The GIA Museum introduces visitors and students to the vast and vibrant world of gems and jewellery. Exhibits throughout the campus showcase the science and beauty of these objects that we hold precious. Supporting the exhibits is the GIA Collection, which contains a wealth of specimens and objects that highlight the products of the earth’s geological processes, and the expertise of artisans and designers.
Gemstones are beautiful, rare and durable. Throughout human history, they have been coveted as symbols of power and love. Wars have been won and lost in their pursuit. For many, they have magical powers to heal, bring wisdom and ensure prosperity. They can take your breath away.
Gem minerals crystallise from magma deep in the earth’s crust, or in hot solutions moving through rock. Those that grow under the best geological conditions will form magnificent crystals, often colourful and transparent, that are cut into the gemstones we admire in jewellery.

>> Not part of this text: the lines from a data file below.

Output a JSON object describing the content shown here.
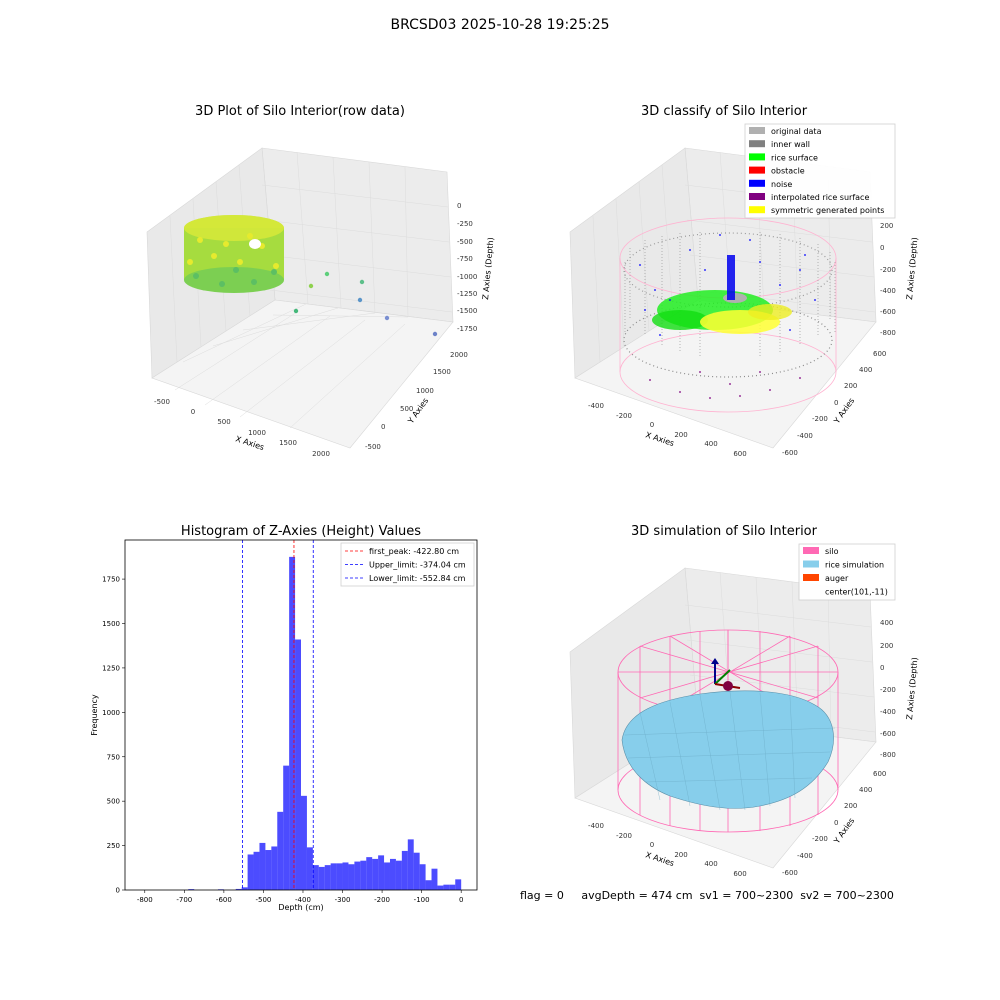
{
  "figure": {
    "title": "BRCSD03 2025-10-28 19:25:25"
  },
  "panel_raw": {
    "title": "3D Plot of Silo Interior(row data)",
    "xlabel": "X Axies",
    "ylabel": "Y Axies",
    "zlabel": "Z Axies (Depth)",
    "xticks": [
      "-500",
      "0",
      "500",
      "1000",
      "1500",
      "2000"
    ],
    "yticks": [
      "-500",
      "0",
      "500",
      "1000",
      "1500",
      "2000"
    ],
    "zticks": [
      "0",
      "-250",
      "-500",
      "-750",
      "-1000",
      "-1250",
      "-1500",
      "-1750"
    ]
  },
  "panel_classify": {
    "title": "3D classify of Silo Interior",
    "xlabel": "X Axies",
    "ylabel": "Y Axies",
    "zlabel": "Z Axies (Depth)",
    "xticks": [
      "-400",
      "-200",
      "0",
      "200",
      "400",
      "600"
    ],
    "yticks": [
      "-600",
      "-400",
      "-200",
      "0",
      "200",
      "400",
      "600"
    ],
    "zticks": [
      "200",
      "0",
      "-200",
      "-400",
      "-600",
      "-800"
    ],
    "legend": [
      {
        "label": "original data",
        "color": "#b0b0b0"
      },
      {
        "label": "inner wall",
        "color": "#808080"
      },
      {
        "label": "rice surface",
        "color": "#00ff00"
      },
      {
        "label": "obstacle",
        "color": "#ff0000"
      },
      {
        "label": "noise",
        "color": "#0000ff"
      },
      {
        "label": "interpolated rice surface",
        "color": "#800080"
      },
      {
        "label": "symmetric generated points",
        "color": "#ffff00"
      }
    ]
  },
  "panel_sim": {
    "title": "3D simulation of Silo Interior",
    "xlabel": "X Axies",
    "ylabel": "Y Axies",
    "zlabel": "Z Axies (Depth)",
    "xticks": [
      "-400",
      "-200",
      "0",
      "200",
      "400",
      "600"
    ],
    "yticks": [
      "-600",
      "-400",
      "-200",
      "0",
      "200",
      "400",
      "600"
    ],
    "zticks": [
      "400",
      "200",
      "0",
      "-200",
      "-400",
      "-600",
      "-800"
    ],
    "legend": [
      {
        "label": "silo",
        "color": "#ff69b4"
      },
      {
        "label": "rice simulation",
        "color": "#87ceeb"
      },
      {
        "label": "auger",
        "color": "#ff4500"
      },
      {
        "label": "center(101,-11)",
        "color": ""
      }
    ]
  },
  "footer": {
    "text": "flag = 0     avgDepth = 474 cm  sv1 = 700~2300  sv2 = 700~2300"
  },
  "chart_data": [
    {
      "type": "bar",
      "title": "Histogram of Z-Axies (Height) Values",
      "xlabel": "Depth (cm)",
      "ylabel": "Frequency",
      "xlim": [
        -850,
        40
      ],
      "ylim": [
        0,
        1970
      ],
      "xticks": [
        -800,
        -700,
        -600,
        -500,
        -400,
        -300,
        -200,
        -100,
        0
      ],
      "yticks": [
        0,
        250,
        500,
        750,
        1000,
        1250,
        1500,
        1750
      ],
      "bin_width": 15,
      "bins": [
        {
          "x0": -690,
          "x1": -675,
          "value": 5
        },
        {
          "x0": -615,
          "x1": -600,
          "value": 4
        },
        {
          "x0": -570,
          "x1": -555,
          "value": 6
        },
        {
          "x0": -555,
          "x1": -540,
          "value": 15
        },
        {
          "x0": -540,
          "x1": -525,
          "value": 200
        },
        {
          "x0": -525,
          "x1": -510,
          "value": 215
        },
        {
          "x0": -510,
          "x1": -495,
          "value": 265
        },
        {
          "x0": -495,
          "x1": -480,
          "value": 225
        },
        {
          "x0": -480,
          "x1": -465,
          "value": 245
        },
        {
          "x0": -465,
          "x1": -450,
          "value": 440
        },
        {
          "x0": -450,
          "x1": -435,
          "value": 700
        },
        {
          "x0": -435,
          "x1": -420,
          "value": 1875
        },
        {
          "x0": -420,
          "x1": -405,
          "value": 1410
        },
        {
          "x0": -405,
          "x1": -390,
          "value": 530
        },
        {
          "x0": -390,
          "x1": -375,
          "value": 240
        },
        {
          "x0": -375,
          "x1": -360,
          "value": 140
        },
        {
          "x0": -360,
          "x1": -345,
          "value": 130
        },
        {
          "x0": -345,
          "x1": -330,
          "value": 140
        },
        {
          "x0": -330,
          "x1": -315,
          "value": 150
        },
        {
          "x0": -315,
          "x1": -300,
          "value": 150
        },
        {
          "x0": -300,
          "x1": -285,
          "value": 155
        },
        {
          "x0": -285,
          "x1": -270,
          "value": 145
        },
        {
          "x0": -270,
          "x1": -255,
          "value": 160
        },
        {
          "x0": -255,
          "x1": -240,
          "value": 165
        },
        {
          "x0": -240,
          "x1": -225,
          "value": 185
        },
        {
          "x0": -225,
          "x1": -210,
          "value": 175
        },
        {
          "x0": -210,
          "x1": -195,
          "value": 195
        },
        {
          "x0": -195,
          "x1": -180,
          "value": 155
        },
        {
          "x0": -180,
          "x1": -165,
          "value": 175
        },
        {
          "x0": -165,
          "x1": -150,
          "value": 165
        },
        {
          "x0": -150,
          "x1": -135,
          "value": 220
        },
        {
          "x0": -135,
          "x1": -120,
          "value": 285
        },
        {
          "x0": -120,
          "x1": -105,
          "value": 210
        },
        {
          "x0": -105,
          "x1": -90,
          "value": 145
        },
        {
          "x0": -90,
          "x1": -75,
          "value": 55
        },
        {
          "x0": -75,
          "x1": -60,
          "value": 120
        },
        {
          "x0": -60,
          "x1": -45,
          "value": 25
        },
        {
          "x0": -45,
          "x1": -30,
          "value": 30
        },
        {
          "x0": -30,
          "x1": -15,
          "value": 30
        },
        {
          "x0": -15,
          "x1": 0,
          "value": 60
        }
      ],
      "bar_color": "#0000ff",
      "vlines": [
        {
          "label": "first_peak: -422.80 cm",
          "x": -422.8,
          "color": "#ff0000"
        },
        {
          "label": "Upper_limit: -374.04 cm",
          "x": -374.04,
          "color": "#0000ff"
        },
        {
          "label": "Lower_limit: -552.84 cm",
          "x": -552.84,
          "color": "#0000ff"
        }
      ],
      "legend_position": "top-right"
    }
  ]
}
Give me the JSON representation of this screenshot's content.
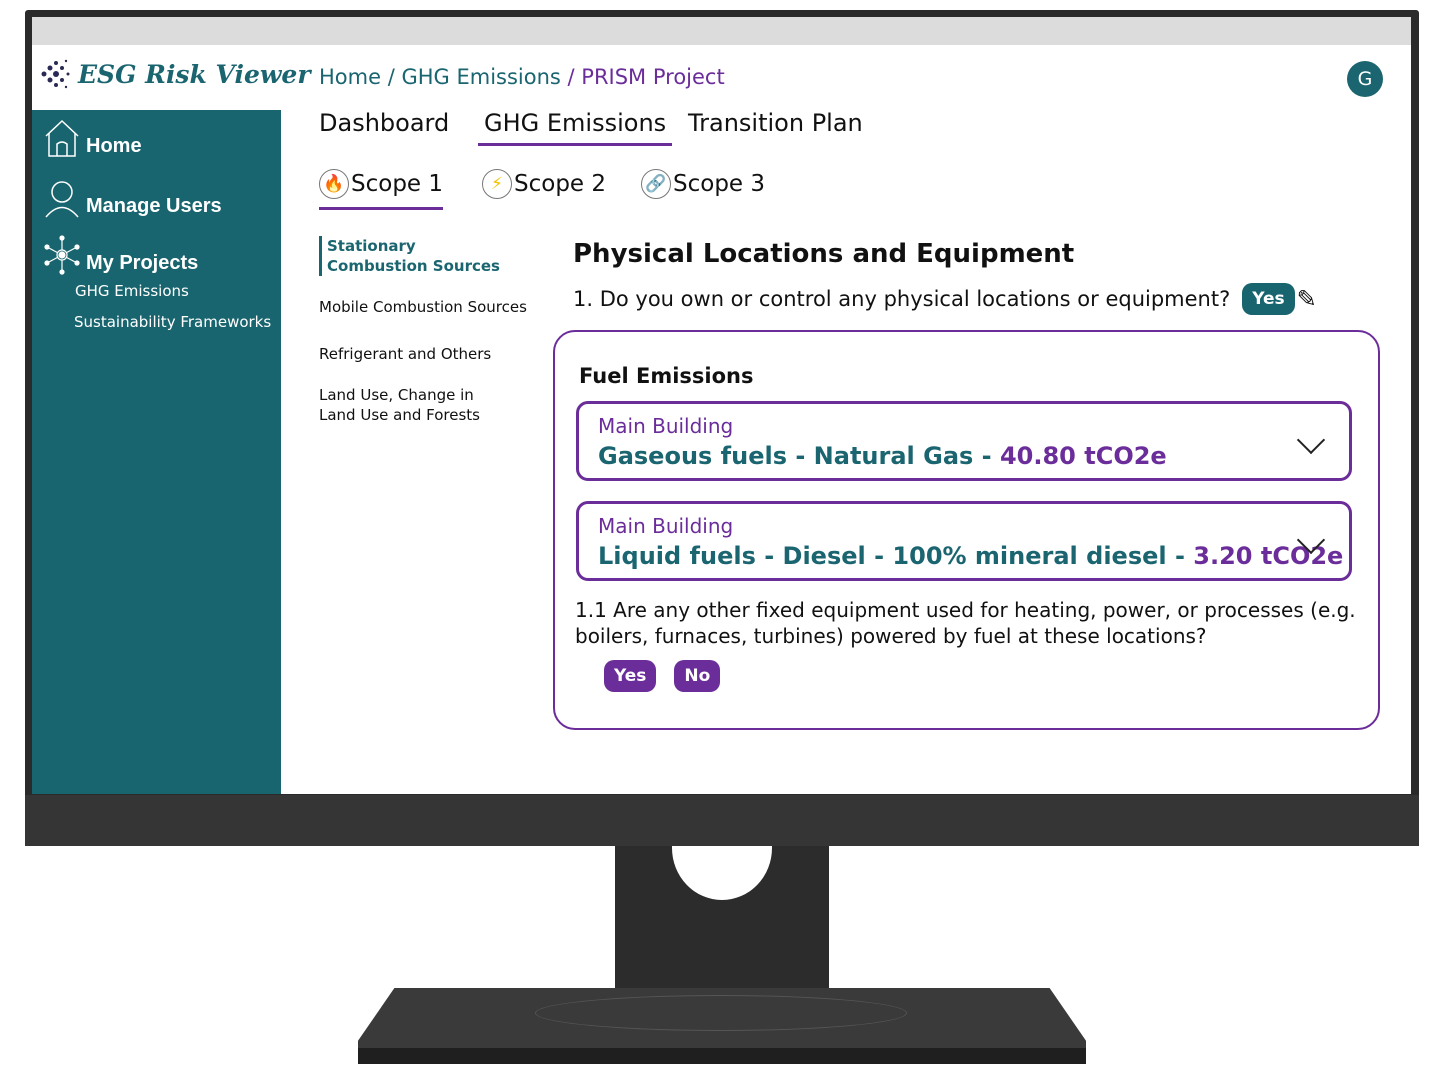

To reach these special crystals, miners often tunnel deeply through extraordinarily hard rock. Erosion may move the crystals from their primary source to another location, such as downstream in a riverbed, where they are found mixed with sand and gravel. Nothing compares to the excitement of seeing that first crystal in a cave of crystals, or that first bright pebble in a stream.
In this gallery, we explore the origins of gem minerals from several key gem-producing areas. Welcome to our world.